Alcohol as a psychotropic agent acts as a sedative, a tranquilizer, an anti-anxiety agent, or a hypnotic as it is a central nervous system depressant. As such, it diminishes environmental awareness, reduces responsiveness to external stimulation, impairs cognitive functioning, hinders coordination, and reduces physical activity. At high doses it induces sedation, lethargy, amnesia, antiseizure activity, and anesthesia. Next to caffeine, alcohol is the second most widely used psychoactive substance in the world.

The health-related impact of alcohol consumption can vary depending of the amount and chronic use with its consumption. Heavy ingestion of alcohol over time can lead to a variety of serious physiological and neurological disorders (e.g., vitamin and mineral deficiencies, liver damage, destruction of nerve cells that can induce a dementia, pancreatitis, chronic gastritis, and certain cancers such as tongue, mouth, throat, voice box, liver, stomach, intestinal, breast). Drinking more than five drinks per day (about 10 ounces) can damage the heart muscle and result in possible heart failure and increase one’s the risk of ischemic stroke.

Alcohol use by the elderly leads to a rate of hospitalization that is similar to rate of hospitalization for heart attacks. Elderly have higher sensitivity to alcohol and metabolize in more slowly. Drinking alcohol can contribute to congestive heart failure and hip fractures. Indeed, 1 in 10 Medicare beneficiaries reports unhealthy drinking patterns that are associated with higher education, higher income, being male, younger age, smoking, and self-reported depressive symptoms.

One the other hand, long-term ingestion of low-to-moderate amounts (2-4 ounces per day) of alcohol does not appear to produce dramatic physiological, psychological, or behavioral changes. In fact, low-to-moderate doses of alcohol appear to reduce the risk of coronary artery disease and reduce the incidence of ischemic strokes probably by increasing high-density lipoprotein, decreasing low-density lipoprotein, and the aspirin-like decrease in platelet aggregation. So is alcohol protective against cognitive decline? Are low-to-moderate amounts of alcohol a health supplement?

Two recent studies address this issue. One published in the journal Neurology suggested that moderate drinking slows progression of dementia more that abstinence. The other study published in the American Journal of Epidemiology found no association between low-to-moderate consumption of alcohol and rate of cognitive decline. Fortunately, the second study provides guidance in sorting out this issue. The authors make the point that abstainers in most studies include both those who have rarely or never drank much and former drinkers (who tend to be less healthy than moderate drinkers). Their abstainers did not include former drinkers.

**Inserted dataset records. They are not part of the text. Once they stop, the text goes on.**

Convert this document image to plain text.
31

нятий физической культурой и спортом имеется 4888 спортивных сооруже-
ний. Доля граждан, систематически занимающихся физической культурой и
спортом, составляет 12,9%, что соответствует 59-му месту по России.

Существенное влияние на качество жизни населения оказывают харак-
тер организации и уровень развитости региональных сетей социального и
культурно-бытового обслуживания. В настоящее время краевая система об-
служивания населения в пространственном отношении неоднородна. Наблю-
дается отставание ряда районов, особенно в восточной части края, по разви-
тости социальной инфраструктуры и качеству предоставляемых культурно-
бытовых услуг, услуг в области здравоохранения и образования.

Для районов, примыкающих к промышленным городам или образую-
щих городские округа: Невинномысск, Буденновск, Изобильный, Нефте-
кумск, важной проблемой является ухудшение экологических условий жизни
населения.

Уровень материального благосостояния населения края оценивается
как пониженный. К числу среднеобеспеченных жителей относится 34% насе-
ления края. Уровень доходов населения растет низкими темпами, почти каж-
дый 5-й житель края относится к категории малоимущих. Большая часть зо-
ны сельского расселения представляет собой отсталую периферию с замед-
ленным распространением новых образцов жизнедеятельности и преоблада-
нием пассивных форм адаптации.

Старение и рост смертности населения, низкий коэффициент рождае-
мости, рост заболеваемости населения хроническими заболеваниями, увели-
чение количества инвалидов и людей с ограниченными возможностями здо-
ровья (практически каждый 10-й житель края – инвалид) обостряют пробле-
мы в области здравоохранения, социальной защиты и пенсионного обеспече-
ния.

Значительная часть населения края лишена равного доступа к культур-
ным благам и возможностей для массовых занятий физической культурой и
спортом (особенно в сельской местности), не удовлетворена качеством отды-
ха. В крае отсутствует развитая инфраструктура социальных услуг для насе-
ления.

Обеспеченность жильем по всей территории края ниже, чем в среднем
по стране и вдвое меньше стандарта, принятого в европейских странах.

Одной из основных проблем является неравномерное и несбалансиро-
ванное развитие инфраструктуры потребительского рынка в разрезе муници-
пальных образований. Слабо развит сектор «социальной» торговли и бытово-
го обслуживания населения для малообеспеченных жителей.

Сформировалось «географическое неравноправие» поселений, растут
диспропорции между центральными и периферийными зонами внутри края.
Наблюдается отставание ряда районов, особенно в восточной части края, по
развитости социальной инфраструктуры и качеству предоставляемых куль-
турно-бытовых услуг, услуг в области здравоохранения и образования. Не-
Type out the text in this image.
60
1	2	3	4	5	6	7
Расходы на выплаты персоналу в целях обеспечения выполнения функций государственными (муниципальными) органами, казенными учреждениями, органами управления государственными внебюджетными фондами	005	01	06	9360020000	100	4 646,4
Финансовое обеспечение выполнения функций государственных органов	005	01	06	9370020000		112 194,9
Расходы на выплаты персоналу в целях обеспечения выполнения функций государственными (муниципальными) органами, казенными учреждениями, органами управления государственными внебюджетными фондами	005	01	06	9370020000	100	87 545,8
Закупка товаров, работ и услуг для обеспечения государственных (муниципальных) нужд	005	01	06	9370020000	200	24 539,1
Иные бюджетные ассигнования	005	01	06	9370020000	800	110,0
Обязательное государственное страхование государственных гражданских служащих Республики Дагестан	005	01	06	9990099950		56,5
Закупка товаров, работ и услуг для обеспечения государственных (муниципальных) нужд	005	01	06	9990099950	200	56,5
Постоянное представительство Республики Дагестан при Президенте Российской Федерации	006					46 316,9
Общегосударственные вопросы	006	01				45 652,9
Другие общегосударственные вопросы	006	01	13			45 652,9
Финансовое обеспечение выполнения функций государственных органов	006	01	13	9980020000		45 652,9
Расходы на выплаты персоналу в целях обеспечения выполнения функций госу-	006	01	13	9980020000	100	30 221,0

If these findings are confirmed, there is neither harm nor benefit from low-to-moderate consumption of alcohol on the risk of cognitive decline. It’s not unhealthy to abstain.

What I take from this is that drinking 4 oz or less of alcohol per day is neither a poison nor a healthy dietary supplement. Low-to-moderate consumption of alcohol has no effect on the risk for cognitive decline whereas greater consumption increases risk for many ailments including dementia. I also wonder whether the cardiovascular benefits of abstaining from alcohol may also be the result of including former drinkers in the abstaining group.